On an upright chest X-ray, gas floats to the highest point, which is right under the dome of the diaphragm. You get a thin, dark crescent of air sitting between the bright-white diaphragm and the liver below it. It's a beautiful sign precisely because it's so out of place.

Figure · CXR
Upright frontal chest radiograph showing free air: a thin lucent crescent of gas under the right hemidiaphragm, between the diaphragm and the dome of the liver, indicating pneumoperitoneum.

One important honesty note: the upright chest film is convenient but not very sensitive — a small leak can hide. If perforation is suspected and the chest film is clean, that does not clear the patient.

CT: where the hole is

CT is the real workhorse. It finds far smaller volumes of free air than a plain film can, and it does something the X-ray can't: it points toward the culprit. Radiologists trace the free gas back to its source — bubbles clustered near a defect in the stomach or duodenal wall, a smudge of inflammatory fat-stranding around the leak, and sometimes free fluid pooling nearby.
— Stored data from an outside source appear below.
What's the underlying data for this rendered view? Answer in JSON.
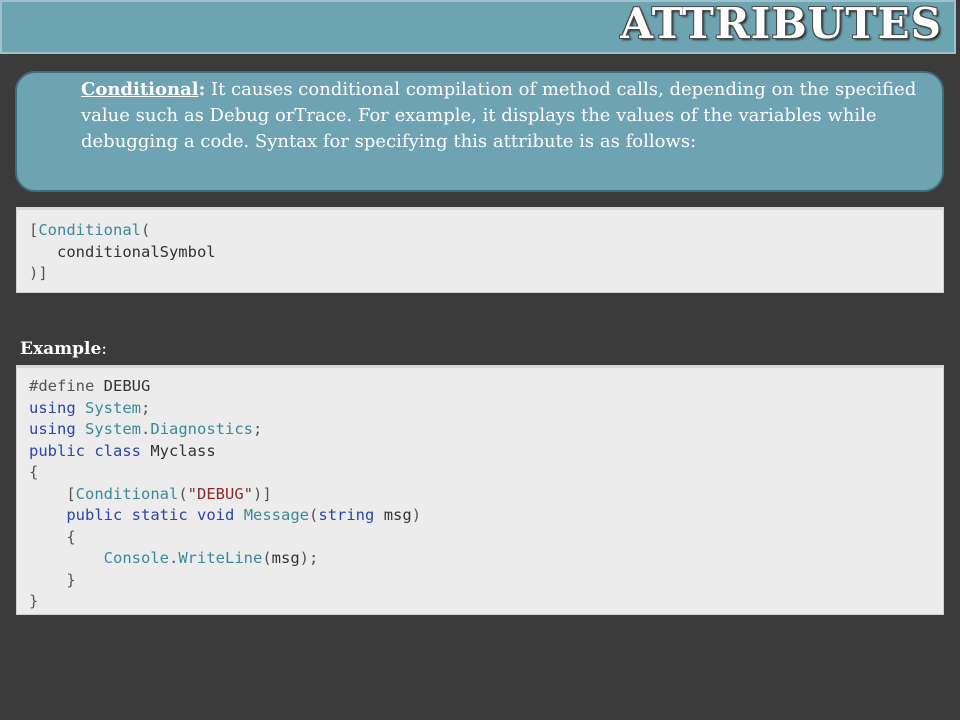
{
  "slide": {
    "title": "ATTRIBUTES",
    "definition": {
      "term": "Conditional",
      "colon": ":",
      "text": " It causes conditional  compilation of method calls, depending on the specified value such as Debug orTrace. For example, it displays the values of the variables while debugging a code. Syntax for specifying this attribute is as follows:"
    },
    "syntax_lines": [
      "[Conditional(",
      "   conditionalSymbol",
      ")]"
    ],
    "example_label": "Example",
    "example_colon": ":",
    "example_lines": [
      "#define DEBUG",
      "using System;",
      "using System.Diagnostics;",
      "public class Myclass",
      "{",
      "    [Conditional(\"DEBUG\")]",
      "    public static void Message(string msg)",
      "    {",
      "        Console.WriteLine(msg);",
      "    }",
      "}"
    ]
  },
  "colors": {
    "background": "#3b3b3b",
    "title_bar": "#6da4b2",
    "definition_box": "#6ea3b3",
    "code_background": "#ececec",
    "keyword": "#2b45a8",
    "type": "#3a8a9a",
    "string": "#8b2a2a"
  }
}
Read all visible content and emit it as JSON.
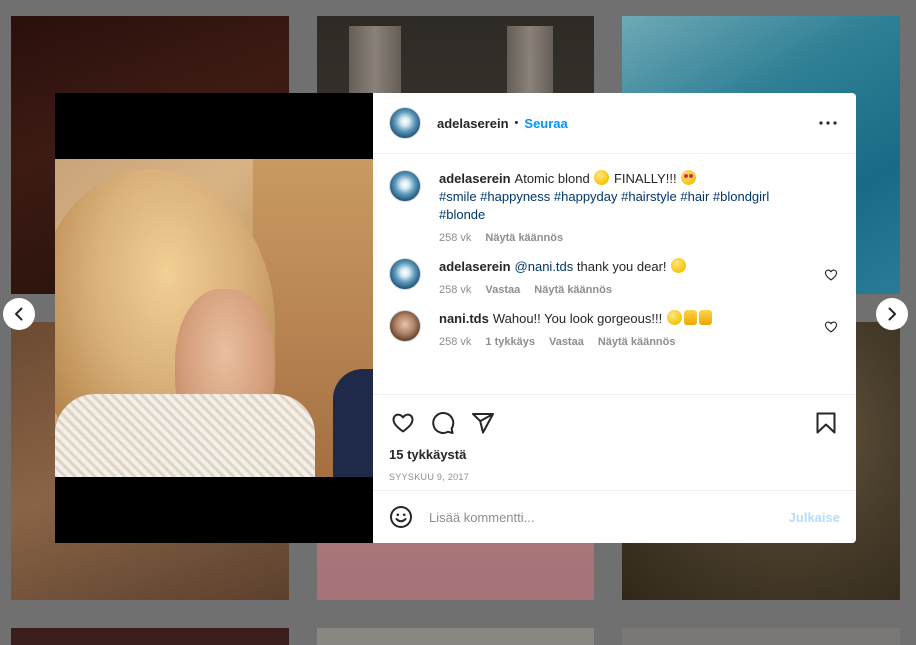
{
  "post": {
    "username": "adelaserein",
    "separator": "•",
    "follow_label": "Seuraa",
    "more_icon": "more-horizontal-icon",
    "image_alt": "selfie-photo",
    "caption": {
      "author": "adelaserein",
      "text": "Atomic blond",
      "text_after": "FINALLY!!!",
      "hashtags": "#smile #happyness #happyday #hairstyle #hair #blondgirl #blonde",
      "time": "258 vk",
      "translate": "Näytä käännös"
    },
    "comments": [
      {
        "author": "adelaserein",
        "mention": "@nani.tds",
        "text": "thank you dear!",
        "time": "258 vk",
        "reply": "Vastaa",
        "translate": "Näytä käännös"
      },
      {
        "author": "nani.tds",
        "text": "Wahou!! You look gorgeous!!!",
        "time": "258 vk",
        "likes": "1 tykkäys",
        "reply": "Vastaa",
        "translate": "Näytä käännös"
      }
    ],
    "likes_count": "15 tykkäystä",
    "date": "SYYSKUU 9, 2017",
    "comment_placeholder": "Lisää kommentti...",
    "publish_label": "Julkaise"
  },
  "colors": {
    "accent": "#0095f6",
    "publish_disabled": "#b2dffc",
    "muted": "#8e8e8e",
    "overlay": "#707070"
  }
}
On the read, scrolling to the very top of the abdomen and looking for tiny black flecks trapped against the front of the body is a reliable trick — air rises, so it collects right under the anterior abdominal wall when the patient lies on their back.

Figure · CT
Axial CT of the upper abdomen (lung/wide window) showing tiny foci of extraluminal free air anterior to the stomach and adjacent to a focal defect in the gastric/duodenal wall, with surrounding fat stranding — consistent with a perforated peptic ulcer.
Clinical Pearl

Use a wide (lung) window when you're hunting for free air on CT. Tiny gas bubbles that vanish on soft-tissue windows light up clearly when you widen the window — black specks against gray.

The classic traps

Free air is high-stakes, so the mimics matter.

Pitfall

Not all free air means a perforated ulcer. Recent abdominal surgery leaves gas behind that can linger for days, and that's expected — not a leak. On a plain film, the Chilaiditi configuration (a loop of colon tucked between liver and diaphragm) can fake a crescent of free air, but look closely and you'll see bowel folds crossing it — real free air is featureless.

Pitfall

A perforated ulcer is not the only cause of pneumoperitoneum. Any breach of the gut wall can do it — including a perforation downstream from bowel obstruction, diverticulitis, or trauma. Free air tells you the gut is leaking somewhere; the rest of the scan tells you where and why.

Putting it together

QuestionBest first answer
Is there an uncomplicated ulcer?Endoscopy, not radiology.
Is there free air at the bedside?Upright chest X-ray — quick, but misses small leaks.
Where is the hole and how bad?CT — sensitive, and localizes the source.

If you remember one thing, remember the chain: acid digs a crater, the crater can drill through the wall, and the wall is the seal that keeps gas inside the gut. Break that seal and gas escapes — and that escaped gas, sitting somewhere it has no business being, is the whole diagnosis. Find the air, find the emergency.